In this work, we applied the sequence-based statistical coupling analysis approach to characterize conserved amino acid networks important for biochemical function in the pancreatic-type ribonuclease (ptRNase) superfamily. This superfamily-wide analysis indicates a decomposition of the RNase tertiary structure into spatially distributed yet physically connected networks of co-evolving amino acids, termed sectors. Comparison of this statistics-based description with new NMR experiments data shows that discrete amino acid networks, termed sectors, control the tuning of distinct functional properties in different enzyme homologs. Further, experimental characterization of evolutionarily distant sequences reveals that sequence variation at sector positions can distinguish homologs with a conserved dynamic pattern and optimal catalytic activity from those with altered dynamics and diminished catalytic activities. Taken together, these results provide important insights into the mechanistic design of the ptRNase superfamily, and presents a structural basis for evolutionary tuning of function in functionally diverse enzyme homologs.

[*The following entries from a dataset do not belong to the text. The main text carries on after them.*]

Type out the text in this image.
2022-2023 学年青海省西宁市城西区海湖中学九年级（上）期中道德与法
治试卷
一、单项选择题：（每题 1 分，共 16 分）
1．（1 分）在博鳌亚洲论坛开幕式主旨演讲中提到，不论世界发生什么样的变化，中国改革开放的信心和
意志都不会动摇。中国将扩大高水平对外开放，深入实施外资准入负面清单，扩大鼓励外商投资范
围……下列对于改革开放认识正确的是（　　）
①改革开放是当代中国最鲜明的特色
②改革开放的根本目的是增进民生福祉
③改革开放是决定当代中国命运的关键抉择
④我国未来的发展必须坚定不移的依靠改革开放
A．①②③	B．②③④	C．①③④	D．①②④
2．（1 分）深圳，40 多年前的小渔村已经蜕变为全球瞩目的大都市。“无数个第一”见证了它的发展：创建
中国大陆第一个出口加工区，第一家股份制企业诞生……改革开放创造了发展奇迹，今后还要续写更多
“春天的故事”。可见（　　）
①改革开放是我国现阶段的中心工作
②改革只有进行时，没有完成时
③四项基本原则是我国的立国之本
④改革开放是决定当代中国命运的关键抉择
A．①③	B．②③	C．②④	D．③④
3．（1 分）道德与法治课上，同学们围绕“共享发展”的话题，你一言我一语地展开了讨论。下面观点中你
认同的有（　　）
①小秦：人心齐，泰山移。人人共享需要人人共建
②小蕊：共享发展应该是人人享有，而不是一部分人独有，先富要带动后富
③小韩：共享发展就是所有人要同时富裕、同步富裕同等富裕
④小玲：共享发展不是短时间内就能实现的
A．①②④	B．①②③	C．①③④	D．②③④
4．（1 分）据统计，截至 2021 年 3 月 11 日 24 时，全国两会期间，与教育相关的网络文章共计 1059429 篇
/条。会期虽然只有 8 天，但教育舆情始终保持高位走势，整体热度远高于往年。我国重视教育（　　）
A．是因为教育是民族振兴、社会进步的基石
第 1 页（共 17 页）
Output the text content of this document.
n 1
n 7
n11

在这项工作中,我们应用基于序列的统计耦合分析方法来描述对胰腺型核糖核酸酶(ptRNase)超家族中生化功能重要的保守氨基酸网络。这项全超家族分析表明,核糖核酸酶的三级结构可以分解为空间分布但物理上连接的共进化氨基酸网络,称为扇区。将这种基于统计的描述与新的 NMR 实验数据进行比较表明,离散的氨基酸网络,称为扇区,控制着不同酶同系物中不同功能特性的调谐。此外,对进化上差异较大的序列的实验表征表明,扇区位置的序列变异可以区分具有保守动力学模式和最佳催化活性的同系物与具有改变的动力学和降低的催化活性的同系物。总之,这些结果为 ptRNase 超家族的机械设计提供了重要的见解,并为功能多样的酶同系物中功能进化的调节提供了结构基础。